Clients have benefited from a number of turnarounds over the years, including Boral, Emeco and now Cardno - with a sprinkling of these companies providing a potent source of returns for portfolios.

We take a look at clients' position in Cardno, the takeover and the anatomy of a turnaround.

Coming full circle

Cardno was founded in 1945 by two Australian engineers in Brisbane.

The company was instrumental in Queensland’s development during the post-war boom, and during this time it established its first offshore office in Papua New Guinea.

The company grew ambitiously over subsequent decades, generating $150m in operating profit at its peak in 2014.

However, like many companies tied to the resources boom, it was a case of growth at the worst possible time. A drop off in activity left the company with falling profits coupled with high levels of debt and a number of loosely integrated businesses.

The following years saw the subsequent unwind of a number of these acquisitions, and a much simpler company.

It is at this point, during its ‘turnaround’, that the majority of our clients became shareholders.

In subsequent years, the company has worked hard to untangle years of acquisitive growth and restore the profitability it had enjoyed in its heyday .

This has seen Cardno make slow, but very deliberate steps to restore its profitability in the US, and later profitability of its Asia Pacific businesses.

A turnaround in segment performance…

Source: First Samuel, Cardno

However, its share price lagged this progress - most recently we saw shares in the company trading as low as $0.22 per share (prices we were happy to take advantage of).

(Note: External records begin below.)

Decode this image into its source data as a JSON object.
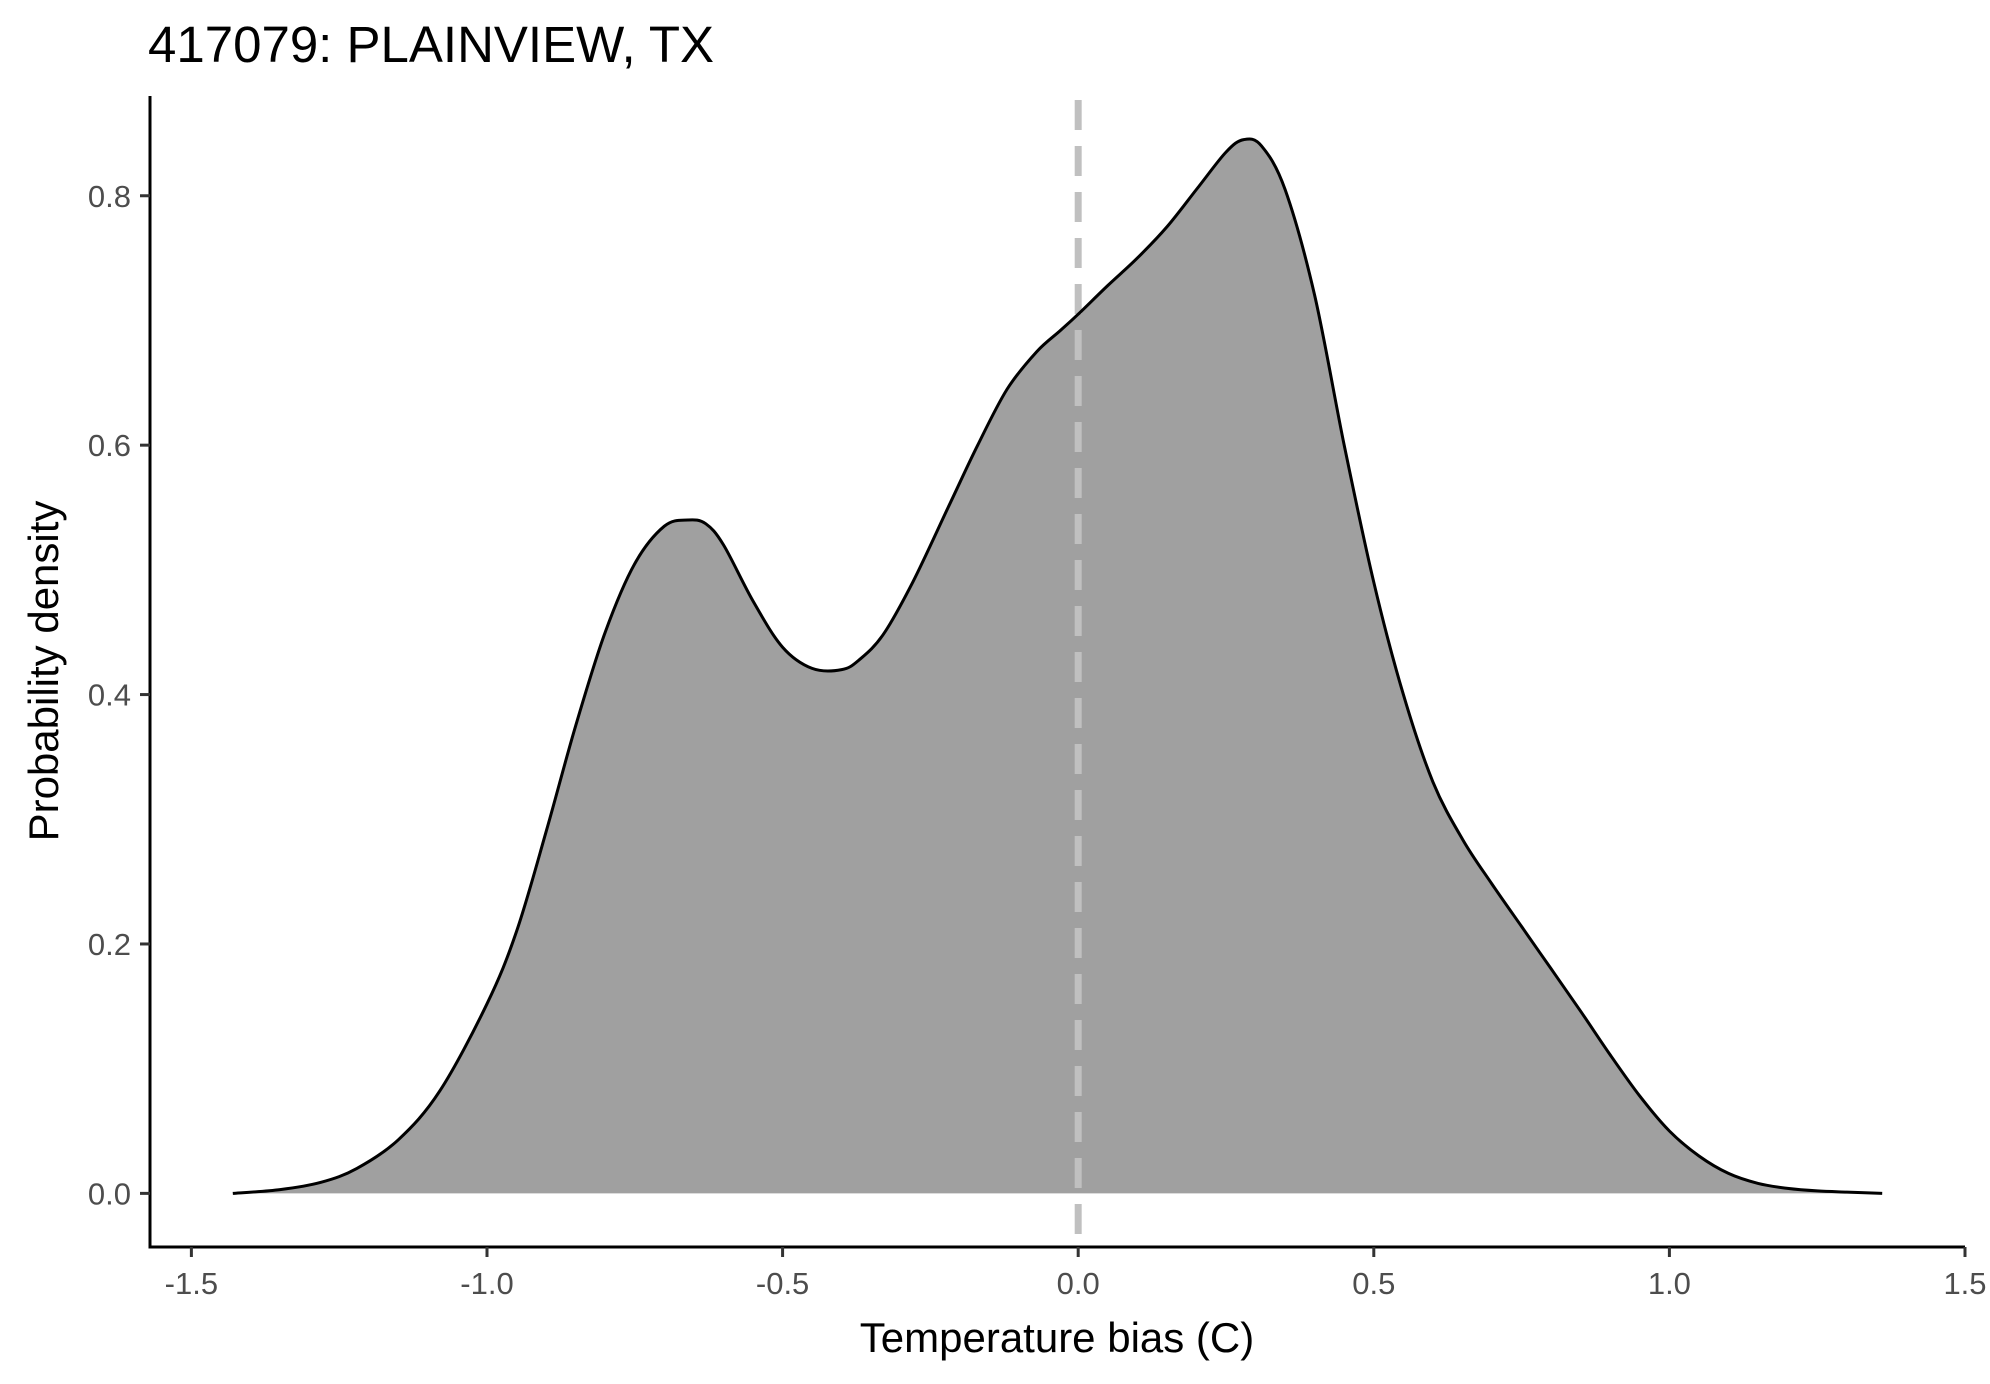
{
  "chart_data": {
    "type": "area",
    "title": "417079: PLAINVIEW, TX",
    "xlabel": "Temperature bias (C)",
    "ylabel": "Probability density",
    "xlim": [
      -1.57,
      1.5
    ],
    "ylim": [
      -0.043,
      0.88
    ],
    "xticks": [
      -1.5,
      -1.0,
      -0.5,
      0.0,
      0.5,
      1.0,
      1.5
    ],
    "xtick_labels": [
      "-1.5",
      "-1.0",
      "-0.5",
      "0.0",
      "0.5",
      "1.0",
      "1.5"
    ],
    "yticks": [
      0.0,
      0.2,
      0.4,
      0.6,
      0.8
    ],
    "ytick_labels": [
      "0.0",
      "0.2",
      "0.4",
      "0.6",
      "0.8"
    ],
    "grid": false,
    "legend": false,
    "reference_line": {
      "x": 0.0,
      "style": "dashed",
      "color": "#c0c0c0"
    },
    "fill_color": "#a0a0a0",
    "line_color": "#000000",
    "series": [
      {
        "x": [
          -1.43,
          -1.35,
          -1.28,
          -1.22,
          -1.15,
          -1.08,
          -1.0,
          -0.95,
          -0.9,
          -0.85,
          -0.8,
          -0.75,
          -0.7,
          -0.66,
          -0.63,
          -0.6,
          -0.55,
          -0.5,
          -0.45,
          -0.4,
          -0.37,
          -0.33,
          -0.28,
          -0.22,
          -0.17,
          -0.12,
          -0.07,
          -0.03,
          0.0,
          0.05,
          0.1,
          0.15,
          0.2,
          0.25,
          0.28,
          0.31,
          0.35,
          0.4,
          0.45,
          0.5,
          0.55,
          0.6,
          0.65,
          0.7,
          0.75,
          0.8,
          0.85,
          0.9,
          0.95,
          1.0,
          1.05,
          1.1,
          1.15,
          1.2,
          1.25,
          1.3,
          1.36
        ],
        "y": [
          0.0,
          0.003,
          0.009,
          0.02,
          0.043,
          0.082,
          0.152,
          0.21,
          0.29,
          0.375,
          0.45,
          0.505,
          0.535,
          0.54,
          0.537,
          0.52,
          0.475,
          0.438,
          0.421,
          0.42,
          0.428,
          0.448,
          0.49,
          0.55,
          0.6,
          0.645,
          0.675,
          0.692,
          0.705,
          0.728,
          0.75,
          0.775,
          0.805,
          0.835,
          0.845,
          0.84,
          0.805,
          0.72,
          0.6,
          0.49,
          0.4,
          0.33,
          0.284,
          0.248,
          0.214,
          0.18,
          0.146,
          0.111,
          0.078,
          0.05,
          0.03,
          0.016,
          0.008,
          0.004,
          0.002,
          0.001,
          0.0
        ]
      }
    ]
  }
}
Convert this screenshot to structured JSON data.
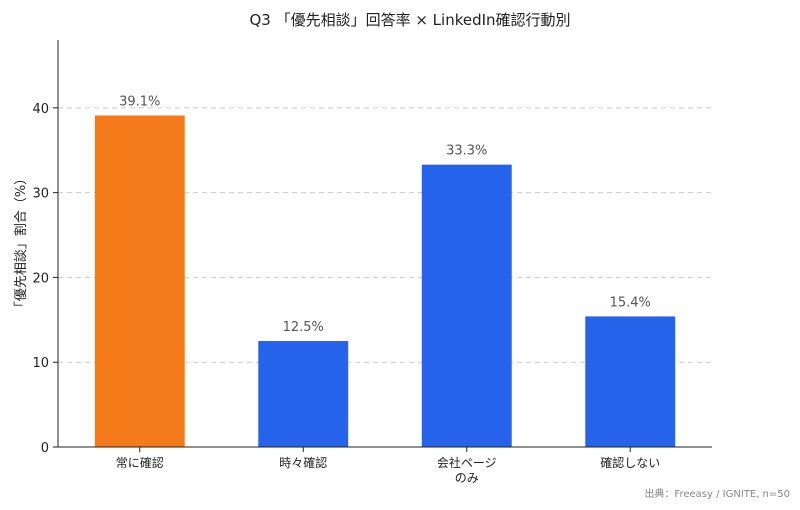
{
  "chart_data": {
    "type": "bar",
    "title": "Q3 「優先相談」回答率 × LinkedIn確認行動別",
    "xlabel": "",
    "ylabel": "「優先相談」割合（%）",
    "ylim": [
      0,
      48
    ],
    "yticks": [
      0,
      10,
      20,
      30,
      40
    ],
    "grid": "y-dashed",
    "categories": [
      "常に確認",
      "時々確認",
      "会社ページ\nのみ",
      "確認しない"
    ],
    "values": [
      39.1,
      12.5,
      33.3,
      15.4
    ],
    "value_labels": [
      "39.1%",
      "12.5%",
      "33.3%",
      "15.4%"
    ],
    "colors": [
      "#F57A1A",
      "#2563EB",
      "#2563EB",
      "#2563EB"
    ]
  },
  "source": "出典：Freeasy / IGNITE, n=50"
}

…a slower (but sharper) turnaround in price

Source: First Samuel, IRESS

After many years, the offer this week unlocked the value we saw in Cardno.

As part of the transaction, Cardno looks to return to a small company again, retaining its International Development business, which traces its roots to its first international office in Papua New Guinea.

The transaction

The transaction that will help realise this value takes some explaining (bear with us).

As clients are aware from our CIO video in September, Cardno operates three segments: Asia Pacific, Americas and International Development.

The proposal from Stantec Inc, a consulting services company based in Alberta, is to acquire Cardno’s Asia Pacific and Americas consulting divisions for approximately $1.71 per share.

We suspect the International Development business has been retained as it holds a number of key Australian government contracts that could be jeopardised by foreign ownership

From the proceeds, Cardno expects to distribute $1.40-$1.49 per share of cash to shareholders and retain the remaining amount ($0.22-$0.31 per share) to fund further expansion of its International Development business.

In our view, the remaining business is worth at least $0.10 per share and is attractive in its own right, underpinned by stable contracts and strong underlying margins.

All in all, the transaction should net $1.60-1.80 per share for clients – a tidy sum.

Turnarounds: Sometimes magic, sometimes masochism

Turnarounds are not without their challenges.

They often are more difficult and take longer than first anticipated, with some failing outright.

Share price performance can be turbulent along the way – and requires a strong stomach.

However, as clients’ investment in Cardno demonstrates, when they are well executed, turnarounds can be incredibly rewarding for investors – particularly those who take advantage of share price weakness.

We see that the strong potential for returns warrants holding a small number of ‘turnaround’ stories in client portfolios.

Clients continue to hold positions like these, including Paragon Care and MMA Offshore.

While the share prices of these companies are turbulent at times, we see they will ultimately prove their value – on market, or like in Cardno’s case, through a takeover.